Lately there's been some talk about whether PHP or Ruby is faster. The current data on the web seems to say Ruby is between 20% to 40% faster than PHP.

The only problem is the code being used is fundamentally different. The test is to implement the mergesort algorithm in the code (ie: not use the built-in sort functions).

In the original, Hongli Lai used the following code to test if the arrays were empty in PHP:
while ( count($a) > 0 && count($b) > 0 )
(he used count twice more in the merge function). Meanwhile he used this code in Ruby:
while !a.empty? && !b.empty?

Ruby's !a.empty? is equivalent to PHP's !empty($a), and PHP's count($a) > 0 is equivalent to Ruby's a.length > 0.

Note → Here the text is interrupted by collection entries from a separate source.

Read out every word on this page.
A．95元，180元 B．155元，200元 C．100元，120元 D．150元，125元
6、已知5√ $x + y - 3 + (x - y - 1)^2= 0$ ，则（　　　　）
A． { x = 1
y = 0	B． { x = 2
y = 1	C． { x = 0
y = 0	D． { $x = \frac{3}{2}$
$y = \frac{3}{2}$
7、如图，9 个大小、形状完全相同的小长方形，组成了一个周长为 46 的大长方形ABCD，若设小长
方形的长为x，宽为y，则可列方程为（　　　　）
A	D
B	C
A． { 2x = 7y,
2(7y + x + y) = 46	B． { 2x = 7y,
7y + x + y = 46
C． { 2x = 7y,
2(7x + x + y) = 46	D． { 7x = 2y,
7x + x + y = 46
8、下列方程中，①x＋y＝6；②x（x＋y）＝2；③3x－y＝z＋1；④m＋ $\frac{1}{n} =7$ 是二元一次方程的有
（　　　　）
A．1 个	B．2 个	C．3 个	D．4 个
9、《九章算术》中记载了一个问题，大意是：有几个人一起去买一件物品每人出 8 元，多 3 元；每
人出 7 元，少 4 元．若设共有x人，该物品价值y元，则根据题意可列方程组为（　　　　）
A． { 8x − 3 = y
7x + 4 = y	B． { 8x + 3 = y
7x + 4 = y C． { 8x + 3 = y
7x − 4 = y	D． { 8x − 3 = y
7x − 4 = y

I wasn't able to rerun the whole test, nor was I really interested in it. I just wanted to compare the two versions of the PHP code. As I suspected, using empty proved to be about 50% faster.

The Procedure

I modified the code slightly to print the time it took to execute the mergesort 3,000 times. I tried to make this as unobtrusive as possible, so I think the result stands.

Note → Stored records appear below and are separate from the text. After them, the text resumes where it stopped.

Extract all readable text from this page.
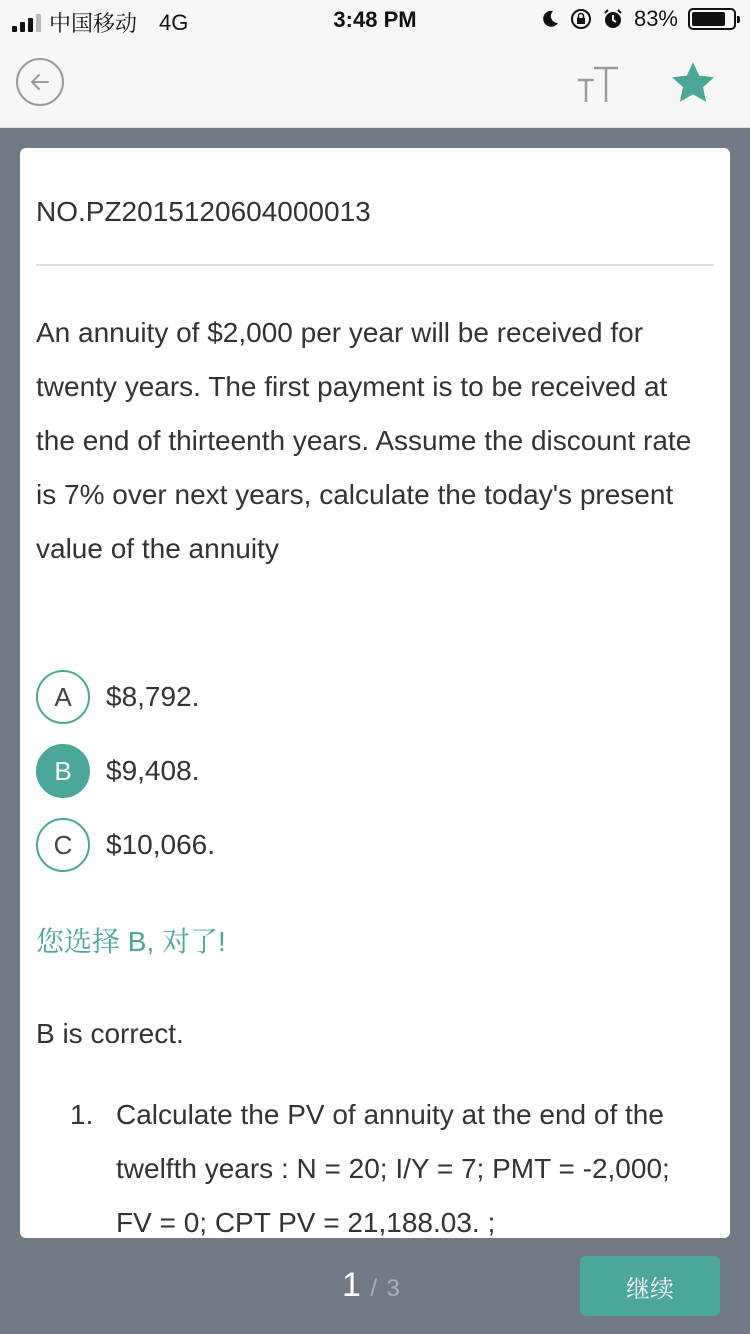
中国移动 4G	3:48 PM	83%
NO.PZ2015120604000013
An annuity of $2,000 per year will be received for twenty years. The first payment is to be received at the end of thirteenth years. Assume the discount rate is 7% over next years, calculate the today's present value of the annuity
A	$8,792.
B	$9,408.
C	$10,066.
您选择 B, 对了!
B is correct.
1. Calculate the PV of annuity at the end of the twelfth years : N = 20; I/Y = 7; PMT = -2,000; FV = 0; CPT PV = 21,188.03. ;
1 / 3	继续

I used the version with count and the version with !empty. I fed these into PHP's CLI:
php -f count.php

The machine is a 2.4GHz Xeon with 1GB of RAM running RedHat Enterprise Linux 5 and PHP 5.2.3.

The Data

Here's the raw data for 10 trials of each. Times are in seconds.

Trial	Empty	Count
1	7.2021	14.1815
2	7.0843	14.3138
3	7.1855	14.2838
4	7.1291	14.2599
5	7.1194	14.9426
6	7.1097	14.9999
7	7.1415	14.6053
8	7.0952	14.1978
9	7.0631	14.3090
10	7.0529	14.2386
		
Avg	7.1183	14.4332
StDev	0.0486	0.3071
Var	0.0024	0.0943

The Results

I didn't really need to, but I did a t-test assuming unequal variance and α = 0.01 and the t-value was somewhere around 150.

So, confirming what we already knew, empty is faster than count. But I also feel this invalidates the previous tests.

I'm not concluding that PHP is faster than Ruby. (If the other tests are accurate, they're about the same.) I'm concluding that the methods of the previous tests were flawed.